Isolation, identification and characterization of taste peptides from fermented broad bean paste†
Abstract
Pixian broad-bean paste (PBBP) is a famous fermented condiment in China, which may produce abundant flavor peptides during the fermentation process. Herein, the flavor peptides from fermented broad-bean (FB) were separated and identified via ethanol precipitation, macroporous resin, and ultra-performance liquid chromatography quadrupole time-of-flight mass spectrometry (UPLC-QTOF-MS/MS) methods. The results showed that there were fifteen novel flavor peptides in FB. Among them, six peptides (i.e. ALDELGT, AELTPEP, SAALQAG, SFEAVEAAPT, EQDNDGNNIFSGFKR, QTFNTEEDTAK, and DAPASGN) were perceived umami with threshold values ranging from 0.76 to 1.84 mmol L−1. And they had both salty-enhancing and umami-enhancing abilities. Meanwhile, novel peptides (i.e. GGLRIINPEGQQ, SIITPPERQ, GGLSIITPPERQA, GGLRIINPEG, SIITPPER, RIINPEGQQ, DALNVNRHIV, and LPKILLLQLV) were perceived bitter with threshold values ranging from 0.56 to 2.89 mmol L−1. And the monosodium glutamate (MSG) solution had a certain masking effect on bitter peptides. GFSSEFLA showed a strong sweet taste.

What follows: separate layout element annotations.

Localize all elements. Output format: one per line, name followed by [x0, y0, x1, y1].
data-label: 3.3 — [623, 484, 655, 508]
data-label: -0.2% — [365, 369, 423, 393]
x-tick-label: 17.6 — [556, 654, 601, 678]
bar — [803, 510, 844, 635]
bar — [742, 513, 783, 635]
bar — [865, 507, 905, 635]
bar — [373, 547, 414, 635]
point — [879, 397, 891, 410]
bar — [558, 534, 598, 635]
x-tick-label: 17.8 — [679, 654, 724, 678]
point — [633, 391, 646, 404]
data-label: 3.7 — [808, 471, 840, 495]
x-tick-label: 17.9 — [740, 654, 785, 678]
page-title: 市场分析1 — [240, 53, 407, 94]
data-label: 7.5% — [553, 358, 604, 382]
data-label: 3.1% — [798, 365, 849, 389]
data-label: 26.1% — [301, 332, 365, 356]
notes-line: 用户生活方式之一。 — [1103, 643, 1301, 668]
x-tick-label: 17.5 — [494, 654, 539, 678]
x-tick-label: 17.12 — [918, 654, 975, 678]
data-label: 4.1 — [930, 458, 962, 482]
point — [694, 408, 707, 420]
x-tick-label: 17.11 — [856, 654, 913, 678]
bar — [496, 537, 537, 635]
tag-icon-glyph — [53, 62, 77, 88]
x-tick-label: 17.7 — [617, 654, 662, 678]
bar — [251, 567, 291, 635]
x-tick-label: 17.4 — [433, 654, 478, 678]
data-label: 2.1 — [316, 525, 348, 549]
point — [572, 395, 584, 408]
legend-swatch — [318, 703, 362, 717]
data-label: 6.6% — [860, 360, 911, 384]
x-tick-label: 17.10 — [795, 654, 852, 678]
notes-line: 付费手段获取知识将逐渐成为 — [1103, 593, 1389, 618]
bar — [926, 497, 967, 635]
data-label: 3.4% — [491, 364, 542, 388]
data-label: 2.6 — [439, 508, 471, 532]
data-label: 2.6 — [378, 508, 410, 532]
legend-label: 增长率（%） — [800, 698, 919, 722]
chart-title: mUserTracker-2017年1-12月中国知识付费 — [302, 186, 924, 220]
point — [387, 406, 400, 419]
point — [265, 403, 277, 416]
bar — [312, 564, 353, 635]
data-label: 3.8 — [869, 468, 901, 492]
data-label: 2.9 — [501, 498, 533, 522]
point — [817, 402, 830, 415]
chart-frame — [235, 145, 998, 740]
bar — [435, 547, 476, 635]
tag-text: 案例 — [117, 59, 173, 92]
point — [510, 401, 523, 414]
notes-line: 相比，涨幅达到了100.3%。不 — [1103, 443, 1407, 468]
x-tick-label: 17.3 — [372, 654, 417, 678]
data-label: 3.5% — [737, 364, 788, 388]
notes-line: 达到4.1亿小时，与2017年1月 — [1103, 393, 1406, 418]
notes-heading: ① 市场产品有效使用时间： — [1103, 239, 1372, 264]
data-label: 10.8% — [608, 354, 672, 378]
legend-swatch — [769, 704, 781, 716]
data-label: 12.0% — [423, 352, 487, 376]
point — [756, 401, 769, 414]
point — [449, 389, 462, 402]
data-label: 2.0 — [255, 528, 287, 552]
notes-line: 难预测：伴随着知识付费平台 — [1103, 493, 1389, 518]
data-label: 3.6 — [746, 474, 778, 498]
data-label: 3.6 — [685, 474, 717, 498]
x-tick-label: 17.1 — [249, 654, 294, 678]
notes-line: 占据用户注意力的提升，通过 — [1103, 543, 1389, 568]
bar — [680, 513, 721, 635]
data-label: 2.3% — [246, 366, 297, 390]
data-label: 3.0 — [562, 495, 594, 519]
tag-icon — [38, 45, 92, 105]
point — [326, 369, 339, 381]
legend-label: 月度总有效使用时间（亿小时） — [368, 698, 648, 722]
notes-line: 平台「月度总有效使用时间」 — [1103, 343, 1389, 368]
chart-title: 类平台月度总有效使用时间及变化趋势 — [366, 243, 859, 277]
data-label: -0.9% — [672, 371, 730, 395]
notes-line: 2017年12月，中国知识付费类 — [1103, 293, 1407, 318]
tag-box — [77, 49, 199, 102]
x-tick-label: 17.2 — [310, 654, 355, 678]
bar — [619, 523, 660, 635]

From peptide sequence analysis, it was found that Aspergillus oryzae and broad-bean were important taste-active sources of the flavor peptides in FB. Besides, the synthetic peptides showed a much better sensory taste than the mixtures of the corresponding amino acids. It indicated that peptides might play an important role in deciding the taste of FB. Significantly, it is the first time that the isolated flavor peptides were identified from FB.